Dr. Muthoni Gichu underscored the importance of regular physical activity saying that one doesn’t necessarily need to go to the gym but can employ simple exercises whether at home or work to keep away from sedentary behavior.
These include sitting for long hours, using motorized transport all through, watching television for long hours, passive video games, and playing on the computer among others.
“You need to sleep for at least 8 hours to be productive the next day, you need to have a consistent time when you go to bed and have early dinner so you don’t go to bed with a full stomach.” She said.
“We hope to train other nutritionists, health care workers, and facilities in charge in Kakamega on the importance of healthy diets after which we will embark on a wellness program for the people of Kakamega during which we will sensitize the populace to even grow kitchen gardens in every home.” Mrs Magret Oyugi, Nutrition coordinator Kakamega said.
Mrs.
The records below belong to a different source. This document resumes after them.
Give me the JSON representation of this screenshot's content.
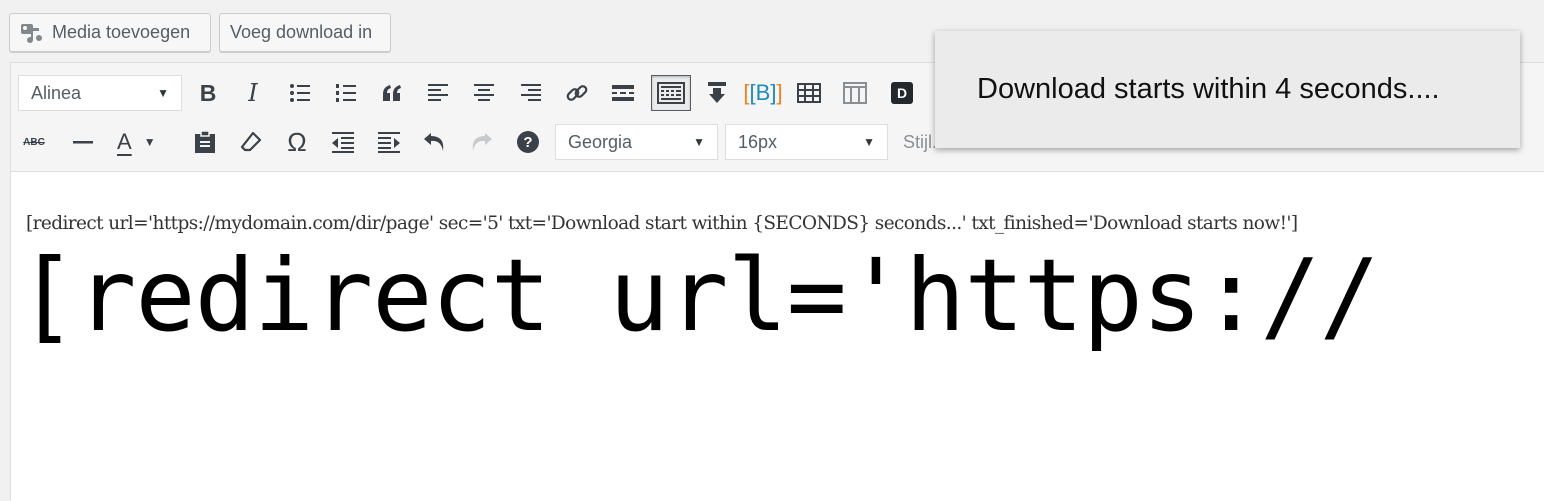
{
  "media_bar": {
    "add_media_label": "Media toevoegen",
    "insert_download_label": "Voeg download in"
  },
  "toolbar": {
    "row1": {
      "format_select": "Alinea",
      "buttons": [
        "bold",
        "italic",
        "bulleted-list",
        "numbered-list",
        "blockquote",
        "align-left",
        "align-center",
        "align-right",
        "insert-link",
        "read-more",
        "toolbar-toggle",
        "download",
        "bracket-shortcode",
        "table",
        "columns",
        "d-plugin"
      ],
      "bold_glyph": "B",
      "italic_glyph": "I",
      "bracket_glyph": "[B]",
      "d_glyph": "D"
    },
    "row2": {
      "buttons": [
        "strikethrough",
        "horizontal-line",
        "text-color",
        "paste-as-text",
        "clear-formatting",
        "special-character",
        "outdent",
        "indent",
        "undo",
        "redo",
        "help"
      ],
      "strike_glyph": "ABC",
      "text_color_glyph": "A",
      "omega_glyph": "Ω",
      "help_glyph": "?",
      "font_select": "Georgia",
      "size_select": "16px",
      "styles_label": "Stijl..."
    },
    "colors": {
      "active_border": "#555d66",
      "bracket_orange": "#f0821e",
      "bracket_blue": "#1e8cbe"
    }
  },
  "content": {
    "shortcode_text": "[redirect url='https://mydomain.com/dir/page' sec='5' txt='Download start within {SECONDS} seconds...' txt_finished='Download starts now!']",
    "big_text": "[redirect url='https://"
  },
  "toast": {
    "message": "Download starts within 4 seconds...."
  }
}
Mwando said that they were going to utilize the skills gained while offering counseling and guidance to clients at the community level as they gear towards a malnutrition-free county.
“We will do health education at the lowest level in such simple ways, showing communities the benefits of healthy diets.” Mrs. Mwando added.
” We have learned as nutritionists to live by example, We have been sitting for long hours as we do our work, and now we have learned to integrate physical activities even in the office for us to be healthy.” She said.
The trained officers are armed with the National guidelines for healthy diets and physical activity notebook and a trainers guide for the same.